بِسۡمِ ٱللَّهِ ٱلرَّحۡمَٰنِ ٱلرَّحِيمِ
وَٱسۡتَمِعۡ يَوۡمَ يُنَادِ ٱلۡمُنَادِ مِن مَّكَانٖ قَرِيبٖ ٤١
Ve dinle o münadînin bağıracağı günü yakın bir yerden.
Bir münadinin yakın bir yerden çağıracağı güne, kulak ver.
(Ey Muhammed!) Çağırıcının yakın bir yerden sesleneceği gün, (o sese) kulak ver.
Nida edenin yakın bir yerden ünleyeceği güne kulak ver.
Bir çağırıcının yakın bir yerde çağıracağı güne kulak ver.
يَوۡمَ يَسۡمَعُونَ ٱلصَّيۡحَةَ بِٱلۡحَقِّۚ ذَٰلِكَ يَوۡمُ ٱلۡخُرُوجِ ٤٢
Hakka çağıran o sayhayı işidecekleri gün, işte o, huruc günüdür.
O gün; bu sayhayı gerçekten işiteceklerdir. İşte bu, çıkış günüdür.
O gün insanlar hakka çağıran o korkunç sesi işiteceklerdir. İşte bu, (kabirlerden) çıkış günüdür.
O gün (bütün halk) o hak sayhayı işideceklerdir. İşte bu (kabirden) çıkış günüdür.
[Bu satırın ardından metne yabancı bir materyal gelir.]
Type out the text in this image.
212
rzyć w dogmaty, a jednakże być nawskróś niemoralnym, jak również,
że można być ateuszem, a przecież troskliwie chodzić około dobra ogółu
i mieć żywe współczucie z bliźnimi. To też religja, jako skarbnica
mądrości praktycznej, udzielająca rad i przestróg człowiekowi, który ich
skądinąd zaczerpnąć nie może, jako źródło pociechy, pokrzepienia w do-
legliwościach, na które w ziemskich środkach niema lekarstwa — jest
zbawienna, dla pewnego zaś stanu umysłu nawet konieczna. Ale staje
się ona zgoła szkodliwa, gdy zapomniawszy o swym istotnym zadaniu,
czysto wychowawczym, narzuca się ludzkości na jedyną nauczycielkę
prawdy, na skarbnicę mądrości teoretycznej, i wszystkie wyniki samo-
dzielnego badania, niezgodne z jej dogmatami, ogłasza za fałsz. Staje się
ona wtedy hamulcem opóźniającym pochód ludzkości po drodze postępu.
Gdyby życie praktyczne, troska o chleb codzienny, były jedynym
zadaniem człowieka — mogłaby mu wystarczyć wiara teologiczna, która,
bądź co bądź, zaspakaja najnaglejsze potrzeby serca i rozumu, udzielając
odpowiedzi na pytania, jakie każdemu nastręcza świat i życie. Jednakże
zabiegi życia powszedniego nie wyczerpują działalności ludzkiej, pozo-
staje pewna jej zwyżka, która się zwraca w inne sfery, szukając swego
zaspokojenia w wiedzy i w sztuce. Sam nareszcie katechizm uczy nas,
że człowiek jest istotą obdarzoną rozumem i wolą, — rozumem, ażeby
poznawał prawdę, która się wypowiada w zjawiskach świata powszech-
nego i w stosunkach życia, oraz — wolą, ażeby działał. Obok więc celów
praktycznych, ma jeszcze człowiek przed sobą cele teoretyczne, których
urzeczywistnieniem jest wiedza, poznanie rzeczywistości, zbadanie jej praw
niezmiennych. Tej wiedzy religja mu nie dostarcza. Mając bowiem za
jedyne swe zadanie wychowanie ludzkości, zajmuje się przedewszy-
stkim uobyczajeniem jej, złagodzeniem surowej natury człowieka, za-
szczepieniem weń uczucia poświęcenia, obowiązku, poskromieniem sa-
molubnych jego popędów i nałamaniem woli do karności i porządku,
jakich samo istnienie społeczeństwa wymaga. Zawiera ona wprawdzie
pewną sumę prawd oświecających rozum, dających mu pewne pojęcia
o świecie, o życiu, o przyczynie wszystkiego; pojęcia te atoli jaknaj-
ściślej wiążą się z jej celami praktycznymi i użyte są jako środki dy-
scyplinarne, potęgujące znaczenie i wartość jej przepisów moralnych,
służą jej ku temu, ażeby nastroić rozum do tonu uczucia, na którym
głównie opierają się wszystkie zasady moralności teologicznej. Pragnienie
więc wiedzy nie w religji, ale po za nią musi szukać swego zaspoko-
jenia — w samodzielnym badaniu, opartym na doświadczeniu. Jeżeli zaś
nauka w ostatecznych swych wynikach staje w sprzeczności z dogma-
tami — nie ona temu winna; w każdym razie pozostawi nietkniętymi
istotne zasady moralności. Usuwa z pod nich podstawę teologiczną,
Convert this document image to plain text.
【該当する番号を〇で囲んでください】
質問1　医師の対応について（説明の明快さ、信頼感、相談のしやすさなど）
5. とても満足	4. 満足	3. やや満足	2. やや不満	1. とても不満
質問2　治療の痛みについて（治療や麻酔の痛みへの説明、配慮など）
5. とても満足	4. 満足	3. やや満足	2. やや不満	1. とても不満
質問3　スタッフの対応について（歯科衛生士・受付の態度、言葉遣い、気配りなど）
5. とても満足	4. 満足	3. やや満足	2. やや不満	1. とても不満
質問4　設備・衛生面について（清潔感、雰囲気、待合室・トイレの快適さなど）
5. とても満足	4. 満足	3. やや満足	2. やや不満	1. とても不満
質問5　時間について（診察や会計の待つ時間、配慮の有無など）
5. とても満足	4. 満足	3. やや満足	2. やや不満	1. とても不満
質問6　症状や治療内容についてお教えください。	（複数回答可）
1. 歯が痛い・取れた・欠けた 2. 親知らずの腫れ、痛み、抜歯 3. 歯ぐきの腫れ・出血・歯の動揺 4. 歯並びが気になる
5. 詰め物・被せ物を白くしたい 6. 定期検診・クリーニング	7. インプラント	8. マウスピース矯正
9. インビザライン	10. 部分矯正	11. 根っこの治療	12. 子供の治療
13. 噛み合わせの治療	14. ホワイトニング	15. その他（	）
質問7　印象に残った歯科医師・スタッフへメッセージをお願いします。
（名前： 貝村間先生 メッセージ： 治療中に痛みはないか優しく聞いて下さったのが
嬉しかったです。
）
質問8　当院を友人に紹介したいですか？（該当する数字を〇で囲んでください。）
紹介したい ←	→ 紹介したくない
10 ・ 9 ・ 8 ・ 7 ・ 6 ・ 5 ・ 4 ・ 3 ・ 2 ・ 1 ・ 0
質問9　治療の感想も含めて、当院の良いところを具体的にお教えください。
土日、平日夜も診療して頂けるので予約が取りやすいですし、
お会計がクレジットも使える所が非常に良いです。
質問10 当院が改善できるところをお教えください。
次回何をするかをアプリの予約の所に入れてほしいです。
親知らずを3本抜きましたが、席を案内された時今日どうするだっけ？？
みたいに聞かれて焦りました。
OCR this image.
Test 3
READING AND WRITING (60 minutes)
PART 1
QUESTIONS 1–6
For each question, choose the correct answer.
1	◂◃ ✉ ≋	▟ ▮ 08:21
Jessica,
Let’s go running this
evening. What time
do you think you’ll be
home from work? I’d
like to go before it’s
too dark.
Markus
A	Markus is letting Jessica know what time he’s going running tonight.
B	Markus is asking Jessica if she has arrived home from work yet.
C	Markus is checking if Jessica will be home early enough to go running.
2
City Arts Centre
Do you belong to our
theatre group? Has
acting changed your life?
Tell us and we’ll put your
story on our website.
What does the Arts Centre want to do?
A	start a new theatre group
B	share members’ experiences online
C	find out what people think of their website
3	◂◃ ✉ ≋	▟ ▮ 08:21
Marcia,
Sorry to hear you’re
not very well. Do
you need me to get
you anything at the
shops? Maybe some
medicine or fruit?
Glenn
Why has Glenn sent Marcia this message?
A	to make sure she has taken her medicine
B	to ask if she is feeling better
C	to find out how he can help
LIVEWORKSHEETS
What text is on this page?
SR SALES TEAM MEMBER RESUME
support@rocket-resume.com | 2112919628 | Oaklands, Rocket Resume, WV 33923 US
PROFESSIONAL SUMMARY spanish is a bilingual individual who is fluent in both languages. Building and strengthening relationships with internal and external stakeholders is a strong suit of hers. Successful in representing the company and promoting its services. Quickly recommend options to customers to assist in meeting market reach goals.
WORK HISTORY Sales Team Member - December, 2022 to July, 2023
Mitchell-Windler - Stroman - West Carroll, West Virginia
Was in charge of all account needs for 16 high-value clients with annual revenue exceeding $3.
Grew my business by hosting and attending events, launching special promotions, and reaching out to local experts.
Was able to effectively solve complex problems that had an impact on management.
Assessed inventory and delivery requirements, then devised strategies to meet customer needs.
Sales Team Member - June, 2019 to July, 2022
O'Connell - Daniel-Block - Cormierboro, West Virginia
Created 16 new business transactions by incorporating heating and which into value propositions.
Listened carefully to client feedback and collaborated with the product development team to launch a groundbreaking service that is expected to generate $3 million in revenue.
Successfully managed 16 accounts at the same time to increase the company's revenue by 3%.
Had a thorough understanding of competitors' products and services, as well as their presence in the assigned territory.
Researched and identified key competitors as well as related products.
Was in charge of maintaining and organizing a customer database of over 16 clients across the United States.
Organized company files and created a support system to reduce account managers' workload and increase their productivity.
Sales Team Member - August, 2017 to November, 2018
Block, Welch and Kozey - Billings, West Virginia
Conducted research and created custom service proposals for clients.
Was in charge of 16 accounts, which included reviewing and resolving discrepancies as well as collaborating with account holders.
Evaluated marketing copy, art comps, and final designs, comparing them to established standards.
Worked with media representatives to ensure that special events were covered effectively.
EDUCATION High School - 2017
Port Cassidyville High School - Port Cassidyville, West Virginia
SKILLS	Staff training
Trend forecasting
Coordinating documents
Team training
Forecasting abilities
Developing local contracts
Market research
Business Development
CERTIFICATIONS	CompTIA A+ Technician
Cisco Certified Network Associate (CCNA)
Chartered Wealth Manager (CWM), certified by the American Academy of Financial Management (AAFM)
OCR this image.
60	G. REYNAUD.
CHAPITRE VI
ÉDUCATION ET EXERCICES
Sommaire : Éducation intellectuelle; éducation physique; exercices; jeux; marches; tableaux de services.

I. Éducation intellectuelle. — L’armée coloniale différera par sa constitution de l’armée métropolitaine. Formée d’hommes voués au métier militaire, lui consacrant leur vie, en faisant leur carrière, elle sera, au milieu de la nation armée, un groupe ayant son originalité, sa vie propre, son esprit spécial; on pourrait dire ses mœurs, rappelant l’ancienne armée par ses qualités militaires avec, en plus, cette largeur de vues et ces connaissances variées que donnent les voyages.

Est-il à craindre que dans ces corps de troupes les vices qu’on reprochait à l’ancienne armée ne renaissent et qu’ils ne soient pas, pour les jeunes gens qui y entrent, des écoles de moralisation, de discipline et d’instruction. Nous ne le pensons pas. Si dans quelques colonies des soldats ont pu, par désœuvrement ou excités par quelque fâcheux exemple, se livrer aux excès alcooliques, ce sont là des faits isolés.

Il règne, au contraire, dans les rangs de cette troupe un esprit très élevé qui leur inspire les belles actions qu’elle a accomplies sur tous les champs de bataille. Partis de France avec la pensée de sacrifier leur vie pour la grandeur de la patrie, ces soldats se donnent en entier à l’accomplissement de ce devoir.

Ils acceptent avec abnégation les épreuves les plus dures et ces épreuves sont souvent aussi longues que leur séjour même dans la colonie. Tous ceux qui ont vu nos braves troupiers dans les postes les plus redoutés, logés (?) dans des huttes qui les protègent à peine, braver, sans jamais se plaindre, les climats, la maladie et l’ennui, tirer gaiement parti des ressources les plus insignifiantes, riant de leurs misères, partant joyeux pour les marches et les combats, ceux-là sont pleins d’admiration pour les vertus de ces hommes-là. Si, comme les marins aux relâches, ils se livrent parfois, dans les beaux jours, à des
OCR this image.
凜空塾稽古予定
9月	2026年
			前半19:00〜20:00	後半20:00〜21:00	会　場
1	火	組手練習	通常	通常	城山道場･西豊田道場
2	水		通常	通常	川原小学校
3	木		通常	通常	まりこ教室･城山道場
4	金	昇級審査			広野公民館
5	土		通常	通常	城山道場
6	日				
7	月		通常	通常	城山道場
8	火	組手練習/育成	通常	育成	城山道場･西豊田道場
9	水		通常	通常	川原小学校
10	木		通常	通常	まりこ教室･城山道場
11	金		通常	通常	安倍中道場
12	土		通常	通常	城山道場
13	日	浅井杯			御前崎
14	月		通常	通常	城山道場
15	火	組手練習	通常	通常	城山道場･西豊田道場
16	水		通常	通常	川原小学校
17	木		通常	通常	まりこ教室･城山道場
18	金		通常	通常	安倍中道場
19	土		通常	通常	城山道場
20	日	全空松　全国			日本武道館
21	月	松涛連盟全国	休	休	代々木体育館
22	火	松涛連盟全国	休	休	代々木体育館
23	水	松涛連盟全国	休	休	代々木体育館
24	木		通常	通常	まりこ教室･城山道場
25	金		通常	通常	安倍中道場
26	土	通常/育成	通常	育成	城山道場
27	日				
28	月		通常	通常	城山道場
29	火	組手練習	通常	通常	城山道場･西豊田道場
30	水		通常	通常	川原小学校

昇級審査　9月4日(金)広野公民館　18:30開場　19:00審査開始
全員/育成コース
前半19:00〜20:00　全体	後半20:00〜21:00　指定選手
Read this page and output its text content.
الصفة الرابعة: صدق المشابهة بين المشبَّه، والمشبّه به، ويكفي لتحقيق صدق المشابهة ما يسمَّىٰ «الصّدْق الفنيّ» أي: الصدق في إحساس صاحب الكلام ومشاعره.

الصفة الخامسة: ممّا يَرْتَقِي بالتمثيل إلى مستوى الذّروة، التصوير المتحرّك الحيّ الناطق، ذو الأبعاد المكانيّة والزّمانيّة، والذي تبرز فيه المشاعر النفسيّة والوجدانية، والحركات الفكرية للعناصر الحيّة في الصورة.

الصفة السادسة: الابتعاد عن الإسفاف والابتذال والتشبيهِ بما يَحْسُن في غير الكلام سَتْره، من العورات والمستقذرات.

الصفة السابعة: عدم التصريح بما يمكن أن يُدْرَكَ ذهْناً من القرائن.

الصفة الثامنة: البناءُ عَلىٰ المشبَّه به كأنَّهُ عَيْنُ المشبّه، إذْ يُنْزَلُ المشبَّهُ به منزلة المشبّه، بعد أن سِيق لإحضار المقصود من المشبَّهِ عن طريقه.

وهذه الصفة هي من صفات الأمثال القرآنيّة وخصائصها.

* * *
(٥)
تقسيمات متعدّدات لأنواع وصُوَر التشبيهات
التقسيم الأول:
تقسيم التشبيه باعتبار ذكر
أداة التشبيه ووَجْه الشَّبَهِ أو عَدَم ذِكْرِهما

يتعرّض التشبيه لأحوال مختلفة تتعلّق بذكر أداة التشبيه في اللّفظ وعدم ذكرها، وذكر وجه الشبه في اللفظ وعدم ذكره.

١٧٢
O gün çığlığı gerçekten duyarlar; işte o, kabirden çıkış günüdür.
إِنَّا نَحۡنُ نُحۡيِۦ وَنُمِيتُ وَإِلَيۡنَا ٱلۡمَصِيرُ ٤٣
Şüphesiz ki biz biziz hem diriltiriz, hem öldürürüz ve dönüş bizedir.
Muhakkak ki öldürecek de, diriltecek de Biziz Biz. Ve dönüş de ancak Bizedir.
Şüphesiz biz diriltir ve öldürürüz. Dönüş de ancak bizedir.
Öldürecek de, diriltecek de şübhesiz ki biziz, biz. Dönüş de ancak bizedir.
Doğrusu Biz diriltiriz, Biz öldürürüz, dönüş Bizedir.
يَوۡمَ تَشَقَّقُ ٱلۡأَرۡضُ عَنۡهُمۡ سِرَاعٗاۚ ذَٰلِكَ حَشۡرٌ عَلَيۡنَا يَسِيرٞ ٤٤
O gün ki arz onlardan ayrılır sür'atle koşarlar, o, bir haşirdir ki ancak bize kolaydır.
O gün; yer yarılır, onlar çabucak çıkarlar. İşte bu, Bize göre kolay olan bir haşirdir.
O gün yer, onların üzerinden süratle yarılıp açılır. Bu, (hesap için) bir toplamadır, bize göre kolaydır.
O gün hepsi sür'atle çıkmak üzere arz kendilerinden ayrılır. İşte bu, bize göre kolay olan bir haşirdir.
O gün yer onların üstünden yarılıp açılır. Ve onlar kabirlerinden çıkıp süratle koşarlar. İşte bu toplanmadır, bize göre kolaydır.
نَّحۡنُ أَعۡلَمُ بِمَا يَقُولُونَۖ وَمَآ أَنتَ عَلَيۡهِم بِجَبَّارٖۖ فَذَكِّرۡ بِٱلۡقُرۡءَانِ مَن يَخَافُ وَعِيدِ ٤٥
Biz pek âlâ biliyoruz ki ne diyorlar, maamafih sen onlara karşı bir cebbar değilsin, şimdi sen benim vaîdlerimden korkacaklara bu Kur'an ile öğüd ver.
Biz; onların dediklerini çok iyi biliriz. Sen, onların üstünde bir zorba değilsin. Tehdidimden korkacaklara Kur'an'la öğüt ver.
Biz onların ne dediklerini çok iyi biliyoruz. Sen, onlara karşı bir zorba değilsin. O hâlde sen, benim uyarımdan korkan kimselere Kur’an ile öğüt ver.
Biz onların neler demekde olduklarını çok iyi bileniz. Onların üstünde bir zorba değilsin sen. Onun için benim tehdidimden korkacaklara (sâdece) Kur'an ile öğüt ver.
Biz onların ne dediklerini biliyoruz. Sen onların üstünde bir zorlaştırıcı değilsin, sadece tehdidimden korkanlara Kur'an'la öğüt ver.